10 março 2010

o equilíbrio protestante (ou moderno)


Um mercado está em equilíbrio quando a oferta iguala a procura. O preço que faz igualar a oferta à procura é chamado o preço de equilíbrio e o volume de transacções a esse preço chama-se a quantidade de equilíbrio. O equilíbrio refere-se agora a um colectivo, à massa dos compradores e dos vendedores (actuais ou potenciais) de um certo bem, e portanto, a toda a sociedade. Esta é uma concepção abstracta de equilíbrio, que se refere a uma massa anónima de pessoas, e não a uma pessoa qualquer em particular.

Já se vê que, na concepção protestante (ou moderna ou dos economistas), a sociedade, através dos seus multiplos mercados, pode estar em equilíbrio, e ao mesmo tempo as pessoas estarem muito desequilibradas. Na realidade, todos os dias desde que dura a crise financeira, todos os mercados (de trabalho, de bens e serviços, financeiros, etc.) fecham em equilíbrio, mas o que não falta são pessoas desequilibradas - como o Joaquim exemplifica aqui -, ou porque perderam o emprego, ou porque têm dívidas que não conseguem pagar. Esta concepção de equilíbrio não é apenas abstracta, é também exclusiva. Quem não tiver dinheiro para comprar os bens ao preço do mercado, e quem não conseguir produzi-los a um custo unitário inferior ou igual ao preço do mercado, fica excluído e não conta.

Como é que se passou da ideia católica de equilíbrio, que é uma ideia pessoalizada e concreta (você pode fazer isto, aquilo e aqueloutro, desde que seja dentro dos limites x, y, e z), e uma ideia inclusiva (todos os homens podem chegar ao equilíbrio), para a ideia moderna ou protestante de equilíbrio, que é impessoal e abstracta, e também exclusiva?

Para responder, remeto em primeiro lugar para o meu post anterior. O diálogo que aí figurei é claramente um diálogo entre um jovem adolescente e um homem maduro ( ou mulher), em que o homem está a indicar ao jovem o caminho do equilíbrio. E o que ele diz ao rapaz é sabedoria resultante da sua própria experiência de vida: "Olha, se te emborrachares todos os dias ninguém te vai tomar a sério e vais ficar doente; se matares alguém que não seja em legítima defesa, estás feito para o resto da tua vida; se fumares 5 maços por dia, não duras muito; se decidires ser um revolucionário permanente, tens todas as chances de acabar como o Che Guevara; etc.". Quem está a falar ao jovem é um homem munido de autoridade, e de uma autoridade que é baseada na experiência.
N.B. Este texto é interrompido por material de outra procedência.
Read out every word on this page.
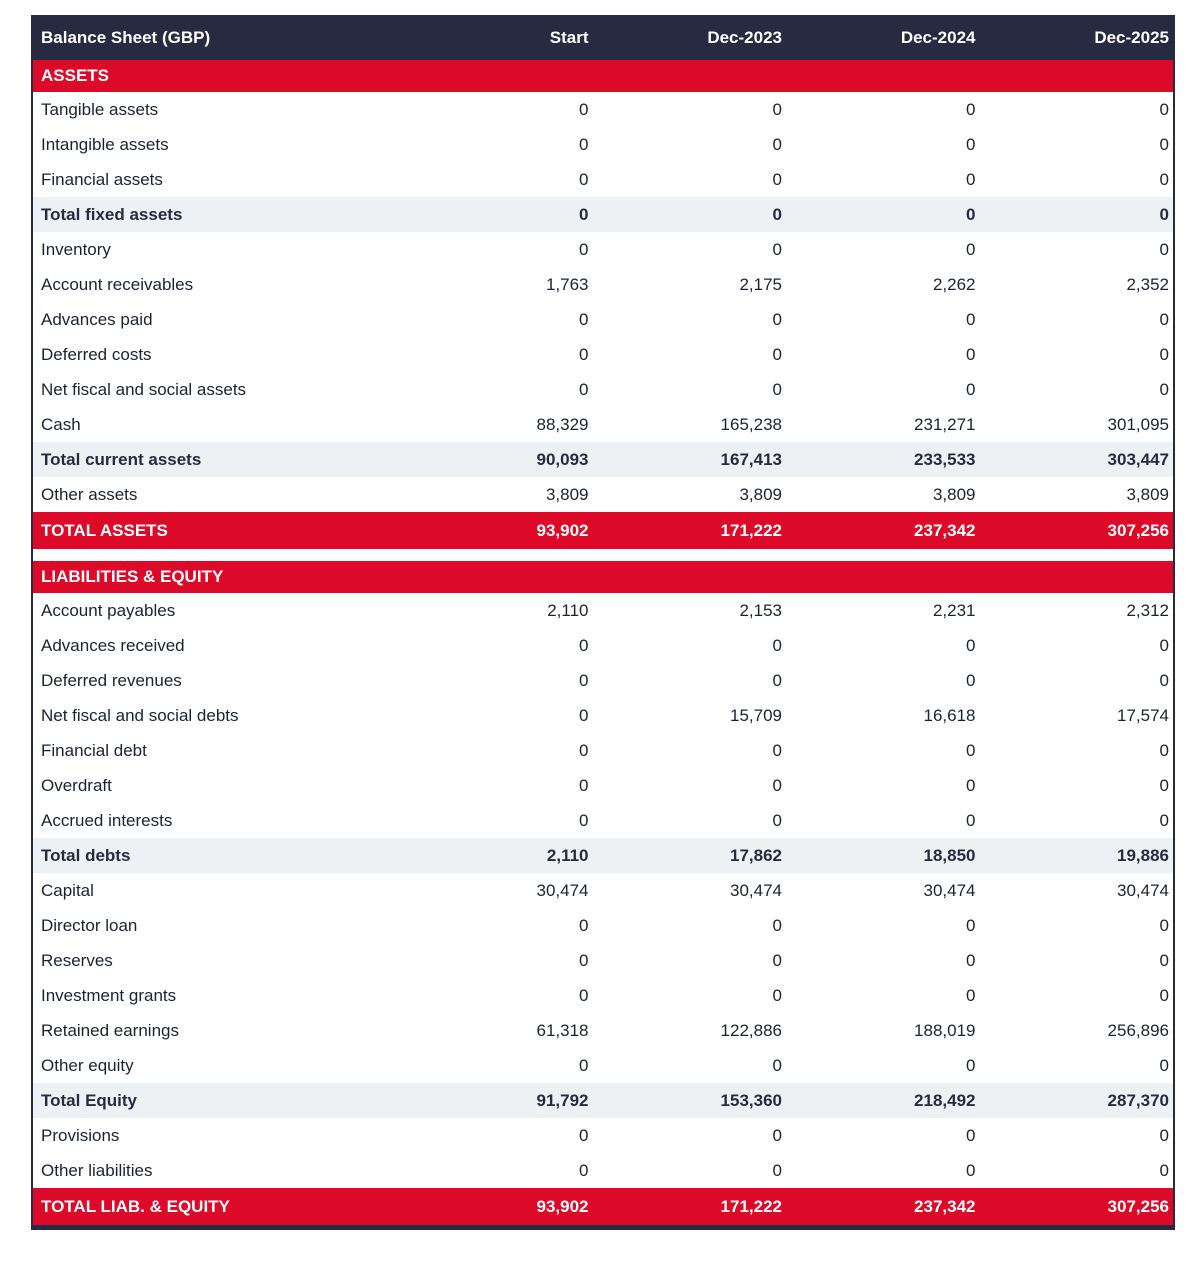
Balance Sheet (GBP)	Start	Dec-2023	Dec-2024	Dec-2025
ASSETS				
Tangible assets	0	0	0	0
Intangible assets	0	0	0	0
Financial assets	0	0	0	0
Total fixed assets	0	0	0	0
Inventory	0	0	0	0
Account receivables	1,763	2,175	2,262	2,352
Advances paid	0	0	0	0
Deferred costs	0	0	0	0
Net fiscal and social assets	0	0	0	0
Cash	88,329	165,238	231,271	301,095
Total current assets	90,093	167,413	233,533	303,447
Other assets	3,809	3,809	3,809	3,809
TOTAL ASSETS	93,902	171,222	237,342	307,256

LIABILITIES & EQUITY				
Account payables	2,110	2,153	2,231	2,312
Advances received	0	0	0	0
Deferred revenues	0	0	0	0
Net fiscal and social debts	0	15,709	16,618	17,574
Financial debt	0	0	0	0
Overdraft	0	0	0	0
Accrued interests	0	0	0	0
Total debts	2,110	17,862	18,850	19,886
Capital	30,474	30,474	30,474	30,474
Director loan	0	0	0	0
Reserves	0	0	0	0
Investment grants	0	0	0	0
Retained earnings	61,318	122,886	188,019	256,896
Other equity	0	0	0	0
Total Equity	91,792	153,360	218,492	287,370
Provisions	0	0	0	0
Other liabilities	0	0	0	0
TOTAL LIAB. & EQUITY	93,902	171,222	237,342	307,256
Provavelmente é o próprio pai do jovem ou o professor. Mas qualquer um destes homens só tem uma vida. Existe, porém, uma instituição que já conheceu muitas vidas, já anda há mais de dois mil anos a observar o homem e a reflectir sobre ele. É a Igreja Católica. Não existe manancial de experiência humana acumulado em algum lugar, pessoa ou instituição como na tradição da Igreja. Daí a sua autoridade - é uma autoridade baseada na experiência.

É a autoridade, baseada na experiência, que define e indica o equilíbrio, e esta autoridade tem uma mão visível - a do pai, do professor, em última instância, de Deus, através do Papa e da Igreja. O protestantismo não podia aceitar isto, e então o que fez? Substituíu a mão visível da autoridade pessoalizada (pai, professor, Papa), pela mão invisível de um processo impessoal - um processo onde participam milhões de pessoas mas em que ninguém é capaz de determinar o resultado final -, que é o processo do mercado, e declarou que o resultado final era o equilíbrio. A colectividade, que não tem mão, substituiu-se à mão do pai, do professor ou do Papa para indicar onde está o equilíbrio. É a mão invisível do Adam Smith. Escusado seria acrescentar que a autoridade do Estado moderno advém de um processo igualmente impessoal - a democracia praticada à escala da nação.

Mas obviamente que o equilíbrio protestante não é senão uma abstracção, talvez interessante para os intelectuais e os economistas, mas que não interessa nada para a vida de cada homem concreto. Para ver que assim é, basta só ir dizer a um homem que recentemente perdeu o emprego e não consegue sustentar a família, que no país está tudo bem, porque ainda hoje, como acontece todos os dias, todos os mercados fecharam em equilíbrio.